Yesterday I met a Muslim-Asian-American friend and asked him about Helen Thomas. He was so agonized by the destruction of an "icon" that he said he had avoided all coverage of the story. I said that I was moved by the fact that at the end of her comments, Thomas said, "I’m an Arab-American." She was informing us that her views come out of that experience (as Jonathan Cook’s defense of Helen Thomas above reminds us). I asked my friend–who is not Arab-American but speaks Arabic– How many Arab-Americans share her views?

He said, If you ask Arab-Americans, Should Israel have been created? The answer will be No, 90 percent. Should Israel exist? No, 80 percent or so. Should it be a Jewish state? No, 80 percent. Should there be a two-state solution? Yes, probably, 60 percent. Should all the Jews have to go home to Europe and elsewhere? Yes, 2 percent. He explained that Thomas’s attitude was very generational, of people of her age.

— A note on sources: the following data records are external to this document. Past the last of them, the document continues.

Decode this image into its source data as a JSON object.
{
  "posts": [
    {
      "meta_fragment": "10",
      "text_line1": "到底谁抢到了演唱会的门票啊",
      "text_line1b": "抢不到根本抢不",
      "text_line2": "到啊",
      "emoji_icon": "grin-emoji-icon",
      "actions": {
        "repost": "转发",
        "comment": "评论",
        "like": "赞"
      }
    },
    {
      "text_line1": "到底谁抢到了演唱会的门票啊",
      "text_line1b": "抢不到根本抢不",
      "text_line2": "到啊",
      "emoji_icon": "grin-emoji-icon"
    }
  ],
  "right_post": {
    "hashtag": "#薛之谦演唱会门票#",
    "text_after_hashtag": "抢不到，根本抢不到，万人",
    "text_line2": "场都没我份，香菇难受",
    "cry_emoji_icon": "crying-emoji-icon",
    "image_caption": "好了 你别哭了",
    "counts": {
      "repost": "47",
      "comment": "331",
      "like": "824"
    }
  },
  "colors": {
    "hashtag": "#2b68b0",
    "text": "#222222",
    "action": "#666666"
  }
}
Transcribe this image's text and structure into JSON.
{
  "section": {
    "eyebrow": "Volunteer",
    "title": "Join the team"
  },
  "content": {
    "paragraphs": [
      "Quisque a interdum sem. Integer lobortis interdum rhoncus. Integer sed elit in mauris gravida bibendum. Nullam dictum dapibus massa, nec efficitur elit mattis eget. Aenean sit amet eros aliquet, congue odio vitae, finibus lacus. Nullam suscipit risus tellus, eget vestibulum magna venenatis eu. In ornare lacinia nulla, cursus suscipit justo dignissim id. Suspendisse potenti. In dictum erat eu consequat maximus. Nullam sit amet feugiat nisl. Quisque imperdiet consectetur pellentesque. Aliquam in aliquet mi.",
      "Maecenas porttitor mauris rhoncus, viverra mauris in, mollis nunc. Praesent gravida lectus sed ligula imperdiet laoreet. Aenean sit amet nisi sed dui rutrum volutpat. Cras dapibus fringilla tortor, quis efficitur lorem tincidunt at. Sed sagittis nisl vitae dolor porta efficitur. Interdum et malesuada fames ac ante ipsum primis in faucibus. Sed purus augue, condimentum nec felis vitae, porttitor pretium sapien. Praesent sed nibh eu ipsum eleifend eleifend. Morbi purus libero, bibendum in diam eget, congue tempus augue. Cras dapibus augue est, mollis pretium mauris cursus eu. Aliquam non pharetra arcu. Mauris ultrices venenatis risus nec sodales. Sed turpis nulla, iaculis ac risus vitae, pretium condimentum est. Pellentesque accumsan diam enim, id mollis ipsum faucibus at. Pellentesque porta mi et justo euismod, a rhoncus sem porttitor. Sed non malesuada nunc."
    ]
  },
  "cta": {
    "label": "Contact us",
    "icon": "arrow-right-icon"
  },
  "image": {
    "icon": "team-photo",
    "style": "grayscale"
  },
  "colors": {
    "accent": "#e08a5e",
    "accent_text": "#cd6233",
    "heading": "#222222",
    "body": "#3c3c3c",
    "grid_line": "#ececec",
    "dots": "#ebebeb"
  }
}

I walked away thinking I have no real idea of Arab-American attitudes, because their speech has been suppressed for precisely the reason that the Thomas episode demonstrates: If you are honest about your feelings about the matter, you can kiss your future goodbye. Thus John Sununu’s and Ralph Nader’s reticence about the issue as they became successful (I once badgered Nader on this question, when I did a profile of him for Vanity Fair. It took him forever to say Of course I am for a Palestinian state, or horrifying words similar to that; and today I have great sympathy for him and disdain for the role I was playing). I imagine that even Edward Said was compelled to be silent about some of his views.

I continue to insist that the Helen Thomas moment is going to help us all, it is so patently unfair. As America turns on Israel, slowly, it is time for us to accord Arab-American citizens the right of free speech and finally have this conversation. I think the AADC and CAIR can play a role; they should have forums about Arab-American attitudes.

Andrew Sullivan’s 1948 thoughts are completely in line with this turning. He has been moved by Helen Thomas’s removal to say, Wait, do anti-Zionists even get to open their mouths in America? No. And wait, it seems the whole Arab world was against Israel’s creation, including Arab-Americans, and why? And the answer is that the Arab world was never truly consulted on Partition. They were against it and they were defied. Palestinians were against it. And lo, in short order, 750,000 of them were expelled from their homeland. So the beautiful thing about the Helen Thomas moment is that it exhumes these never-dealt-with issues in the Arab-American heart. It is just a matter of time before NBC Nightly News is doing a piece on the Nakba, and Columbia anthropologist Lila Abu-Lughod, editor of this collection on the Nakba, who herself avoided the topic for much of her professional life, will be on television to describe how her father Ibrahim Abu-Lughod and his family were ethnically cleansed from Jaffa. I have faith in our democracy.